Préservons l’inutile, le splendide inutile.

4 novembre 2020

4ème jour de confinement : Se taire avec les gens qu’on aime

Bien sûr, il y a le téléphone. Bien sûr, il y a le tête-à-tête en vidéo. Bien sûr, je reçois la voix et l’image grâce aux techniques qui assurent un contact à distance. Fort heureusement, je ne suis pas, tel un homme du XVIIIe siècle, condamné à écrire une lettre que la poste à cheval acheminera en une semaine, et dont la réponse m’arrivera une semaine plus tard. Je profite de la communication instantanée.
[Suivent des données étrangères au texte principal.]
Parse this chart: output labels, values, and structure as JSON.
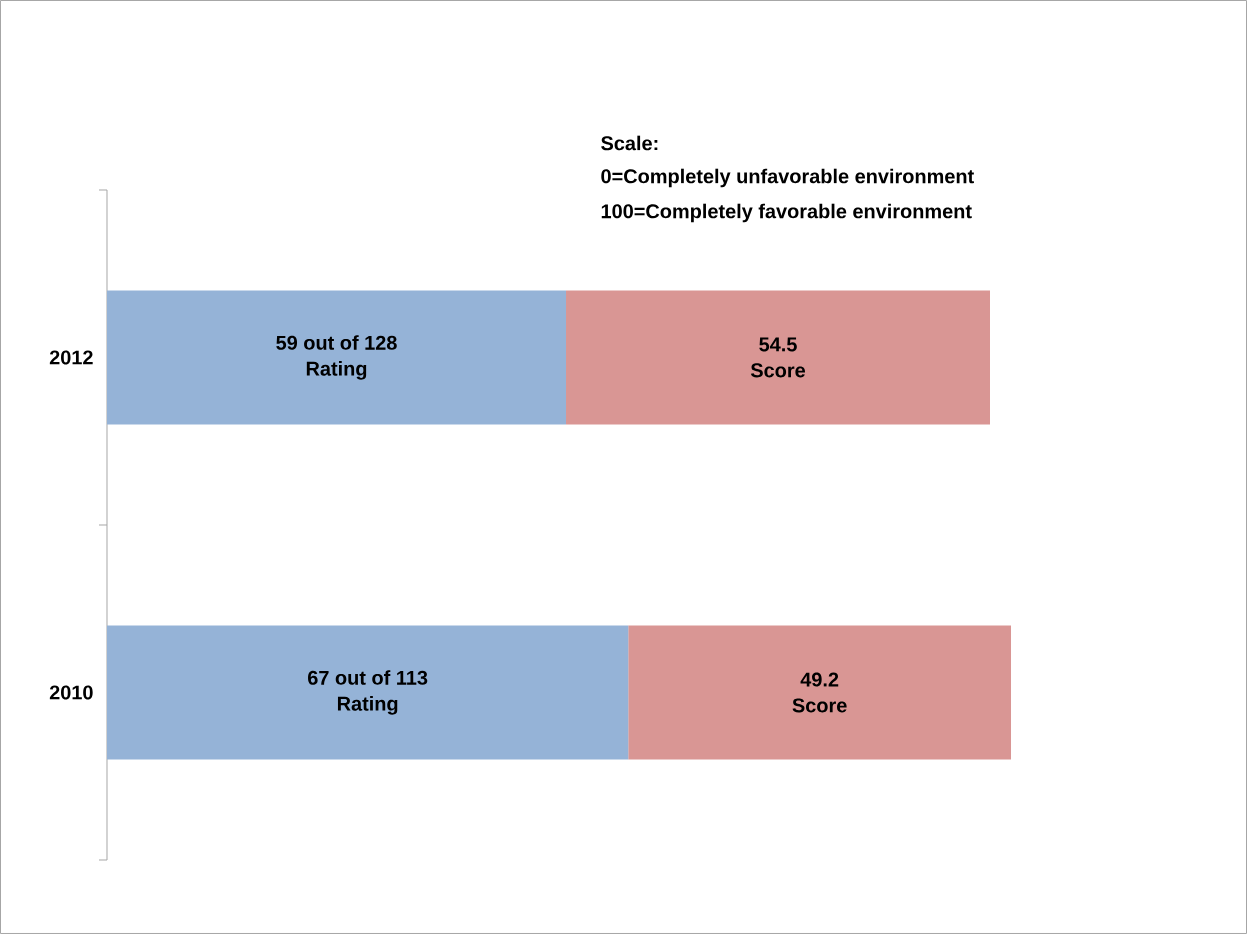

Mais le son et l’écran ne m’offrent pas mon interlocuteur tout entier, ils le réduisent à un ersatz bidimensionnel et métallique. Un corps est bien davantage qu’une image. La vidéo nous prive de la présence, de la chair, de sa chaleur, de ses vibrations.

Durant ce confinement, ce que me manque, ce n’est pas de parler, mais de me taire avec quelqu’un que j’aime. Laisser palpiter l’émotion entre nous. Permettre aux derniers mots d’occuper pleinement le silence. Partager le moment sans discourir. Toucher une main, une joue. Respirer le même air. Entendre battre nos cœurs dans ce lieu sur la Terre.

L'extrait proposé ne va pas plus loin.